Electric vehicle charging points for all new homes.


Next year, a new law will mean all new buildings in England must install an electric vehicle charging point.


Prime Minister Boris Johnson will announce the move at the CBI annual conference, and the law will result in up to 145,000 new charging points installed each year.


In addition to new houses, all new-build supermarkets and offices will be required to install charging points and any building undergoing significant renovations.


The new law coincides with a widespread shift to electric vehicles, with the sale of new petrol and diesel cars banned from 2030.


Speaking at the Confederation of British Industry conference, the Prime Minister will say:


“This is a pivotal moment - we cannot go on as we are.


“We have to adapt our economy to the green industrial revolution.”


However, responding to the announcement, Labour says the law will not address the geographical divide in the availability of charging points. saying:


“London and the South East have more public car charging points than the rest of England and Wales combined.

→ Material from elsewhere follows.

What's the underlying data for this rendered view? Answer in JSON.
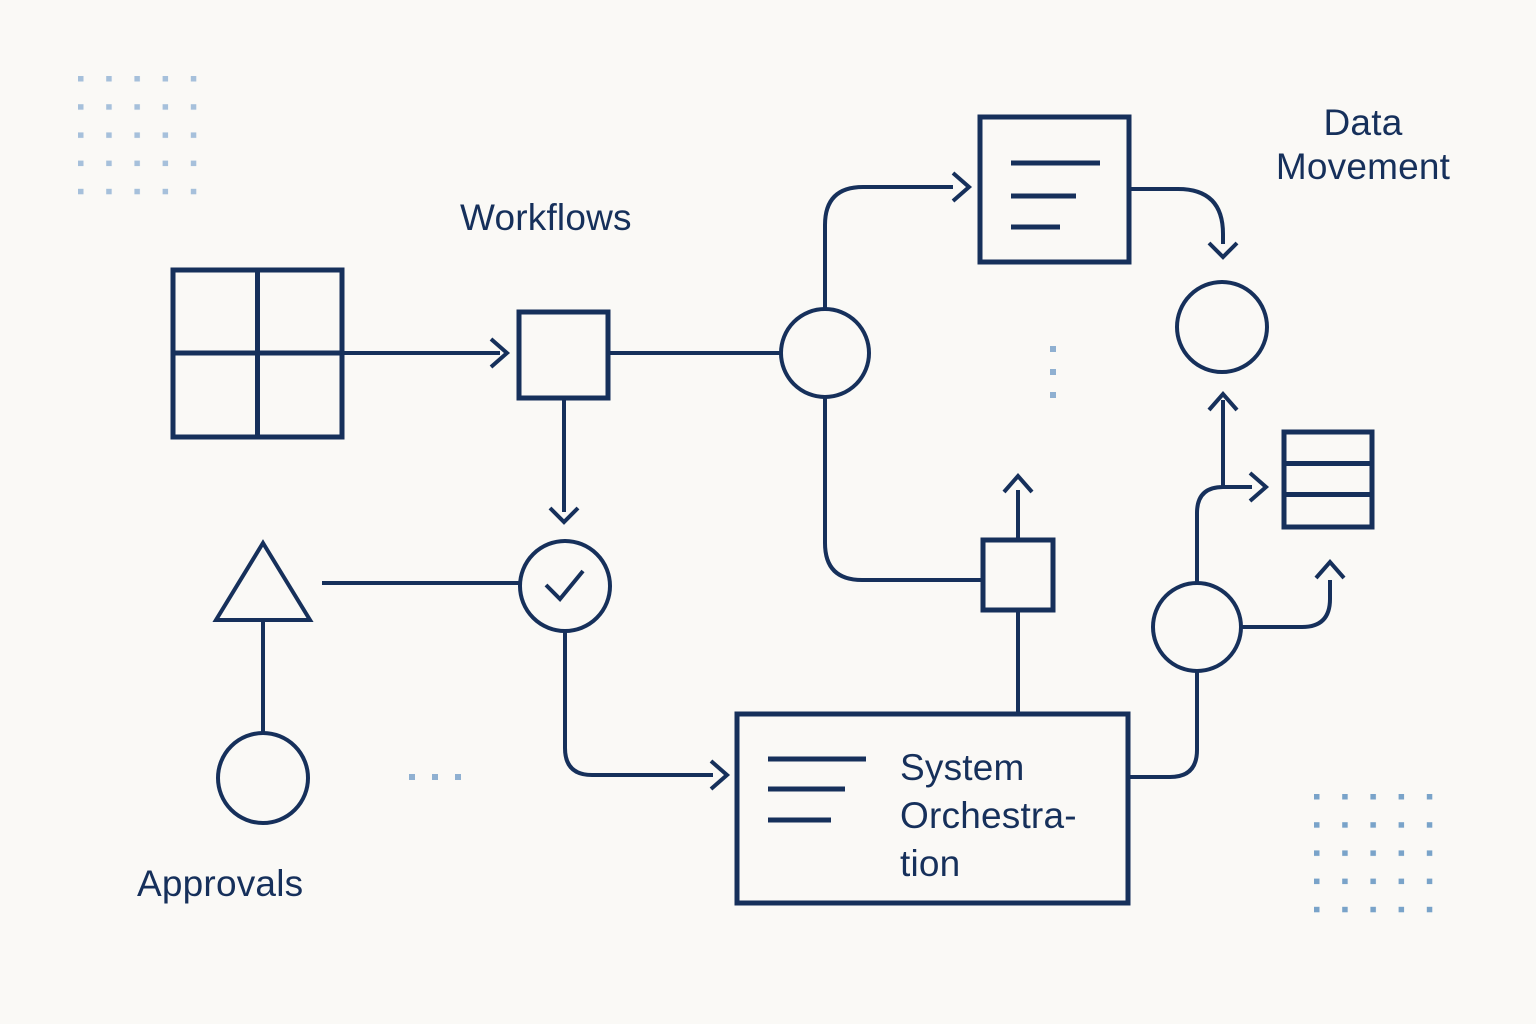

Yet there is nothing here to help address this.


“Nor is there help so lower and middle income families can afford electric vehicles or the investment required to build the gigafactories we need.”


According to the government, the new laws will make it as easy to charge an electric vehicle as it is to refuel a petrol or diesel car today.


Along with the requirement to install new chargers, the law will also introduce “simpler ways to pay” using contactless payments at all new fast and rapid charge points.


As things stand, the UK has around 25,000 charging points, but a forecast from the Competition and Markets Authority found that the country could need 250,000 points by 2030.


Switching to electric vehicles forms part of the UK strategy to achieve climate change targets. Internal combustion engines in cars and taxis currently account for 16% of UK emissions.


Several car manufacturers have already announced their intention to go all-electric from 2025, including Jaguar and Volvo. Ford has committed to making all of its vehicles sold across Europe electric by 2030.


Around 1 in 10 cars sold in 2020 were electric in the UK, up from 1 in 40 only two years earlier.


Welcoming the announcement by the Prime Minister on investment to the electric vehicle charging network, Edmund King, AA president, said:


“With the 2030 ban on the sale of new petrol and diesel cars getting ever closer, it is essential that we gear up now to ensure that we future-proof our homes and buildings for the EV revolution.


“The majority of EV drivers in the future will do most of their charging at home, so it is essential that new homes are equipped to help this transition. For those without off-street parking, it is also crucial that we see more charging posts on-street, and in offices and supermarkets.


“It will also be helpful to ensure all fast and rapid chargers provide contactless payments so that EV drivers in the future won’t help a phone full of apps and a wallet or purse full of cards just to get a charge.


“The prospects for the EV revolution are looking good with better and more affordable cars coming to the market with increased range and a more reliable charging infrastructure being developed. All this should help bring power to electric drivers.”